README - MCP Server × PostgreSQL on MIMIC‑IV by ambakick

MCP Server × PostgreSQL on MIMIC‑IV

Project goal: Evaluate whether a Model Context Protocol (MCP) Server layered on Azure Database for PostgreSQL can match—or outperform—direct SQL while reducing developer effort for large‑scale clinical analytics.

1. Problem Statement

Clinical datasets such as MIMIC‑IV contain tens of millions of rows and hundreds of attributes. Writing and maintaining raw SQL against such breadth is error‑prone and slow. We ask:

Can an MCP‑based abstraction simultaneously improve developer productivity and sustain (or enhance) runtime efficiency compared with traditional SQL‑only workflows?

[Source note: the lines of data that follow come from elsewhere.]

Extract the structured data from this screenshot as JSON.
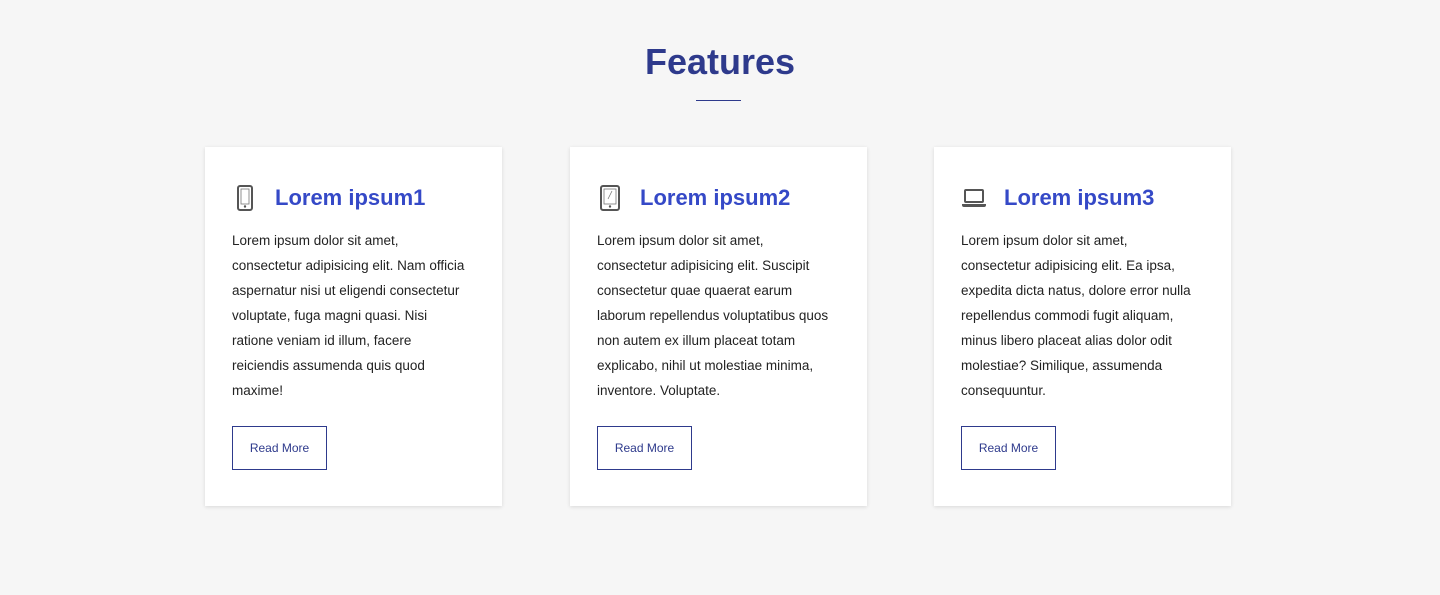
{
  "section": {
    "title": "Features"
  },
  "colors": {
    "title": "#2e3a8c",
    "card_title": "#3549c7",
    "button_border": "#2e3a8c",
    "background": "#f6f6f6",
    "card_background": "#ffffff"
  },
  "cards": [
    {
      "icon": "mobile-phone-icon",
      "title": "Lorem ipsum1",
      "text": "Lorem ipsum dolor sit amet, consectetur adipisicing elit. Nam officia aspernatur nisi ut eligendi consectetur voluptate, fuga magni quasi. Nisi ratione veniam id illum, facere reiciendis assumenda quis quod maxime!",
      "button_label": "Read More"
    },
    {
      "icon": "tablet-icon",
      "title": "Lorem ipsum2",
      "text": "Lorem ipsum dolor sit amet, consectetur adipisicing elit. Suscipit consectetur quae quaerat earum laborum repellendus voluptatibus quos non autem ex illum placeat totam explicabo, nihil ut molestiae minima, inventore. Voluptate.",
      "button_label": "Read More"
    },
    {
      "icon": "laptop-icon",
      "title": "Lorem ipsum3",
      "text": "Lorem ipsum dolor sit amet, consectetur adipisicing elit. Ea ipsa, expedita dicta natus, dolore error nulla repellendus commodi fugit aliquam, minus libero placeat alias dolor odit molestiae? Similique, assumenda consequuntur.",
      "button_label": "Read More"
    }
  ]
}
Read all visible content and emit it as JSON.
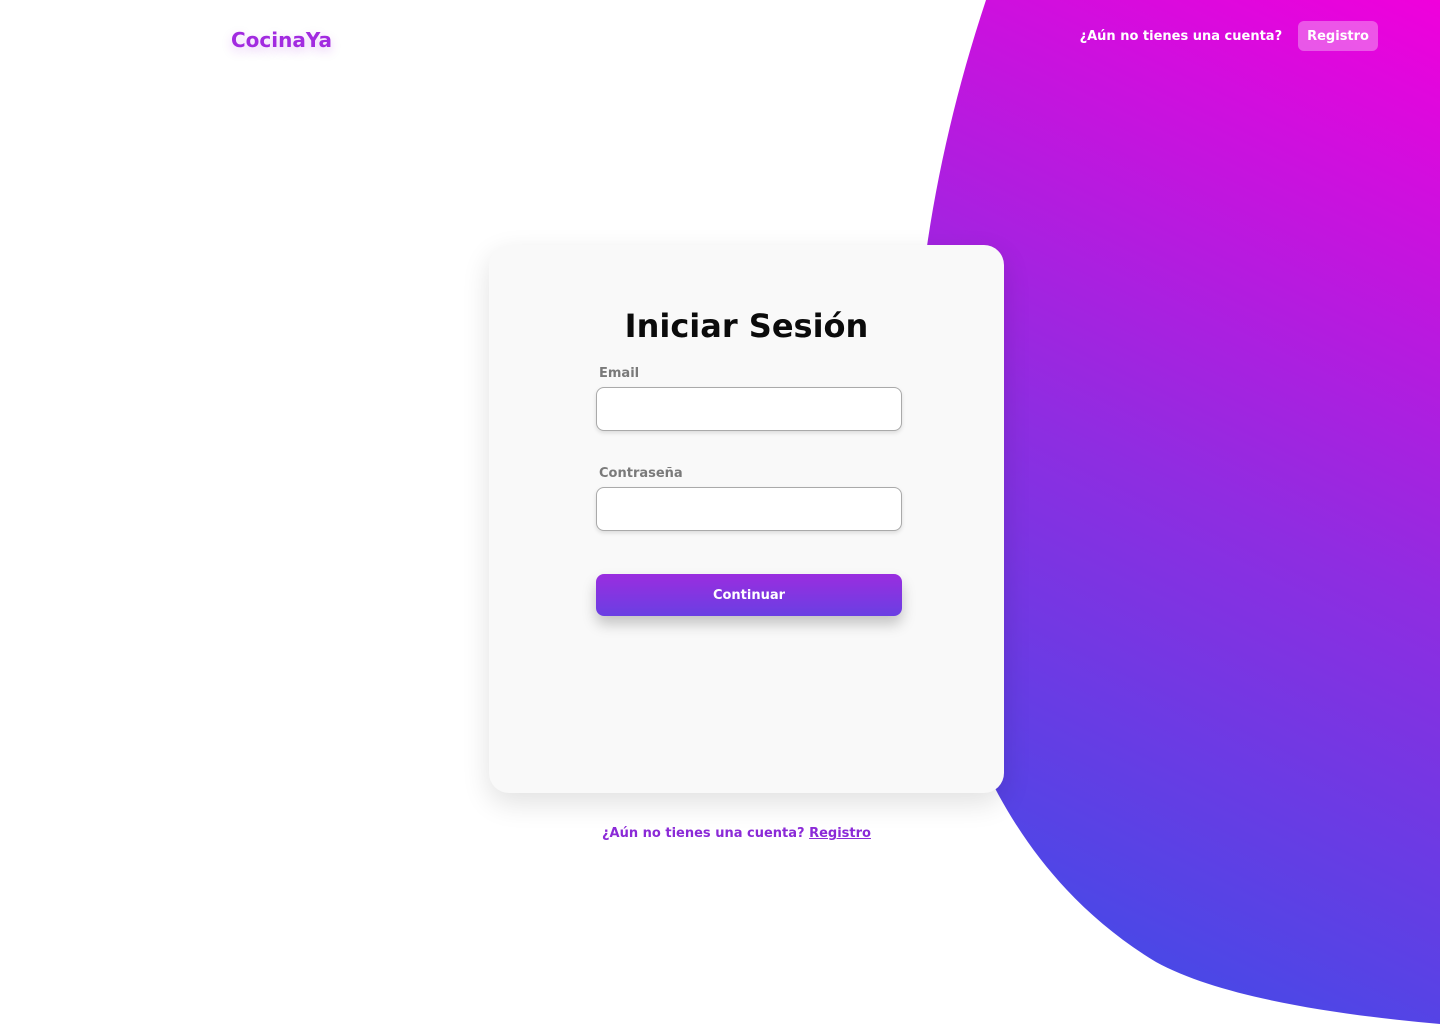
{
  "brand": {
    "name": "CocinaYa"
  },
  "top_nav": {
    "question": "¿Aún no tienes una cuenta?",
    "register_label": "Registro"
  },
  "login": {
    "title": "Iniciar Sesión",
    "email_label": "Email",
    "email_value": "",
    "password_label": "Contraseña",
    "password_value": "",
    "continue_label": "Continuar"
  },
  "bottom_register": {
    "question": "¿Aún no tienes una cuenta?",
    "link_label": "Registro"
  },
  "colors": {
    "brand": "#a22be0",
    "gradient_blue": "#3f4ce7",
    "gradient_purple": "#8e2de1",
    "gradient_pink": "#f000dc",
    "card_background": "#f9f9f9"
  }
}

To answer this we compare direct SQL against an MCP Server → Postgres path on identical workloads—ranging from a simple COUNT(*) on mimiciv_hosp.emar_detail (≈ 87 M rows) to multi‑table note aggregations.

2. Repository Layout

.
├── mimic-postgres/          # Scripts to create schemas & ingest MIMIC‑IV CSVs
├── src/            # Fork of azure_postgresql_mcp with env configs
└── README.md              # This file

3. Prerequisites

Python 3.10+
Node 18+ (optional, for additional MCP tooling)
Azure Database for PostgreSQL – Flexible Server (Standard_D4s v5 or larger)
MIMIC‑IV credential & data download permission

# core libs
pip install psycopg[binary] rich click pandas matplotlib
# benchmarking
pip install httpx pytest pytest‑benchmark
# MCP server
pip install mcp[cli] azure-identity azure-mgmt-postgresqlflexibleservers

4. Dataset Loading

cd data-loading
psql "$PGURI" -f 00_create_mimiciv_note_schema.sql
psql "$PGURI" -f 01_create_emar_tables.sql
python 02_bulk_copy.py --csv-root /path/to/mimic-iv

Estimated ingest time on Standard_D4s: ~45 min for 72 GB (11.7 M note rows + 87 M EMAR rows).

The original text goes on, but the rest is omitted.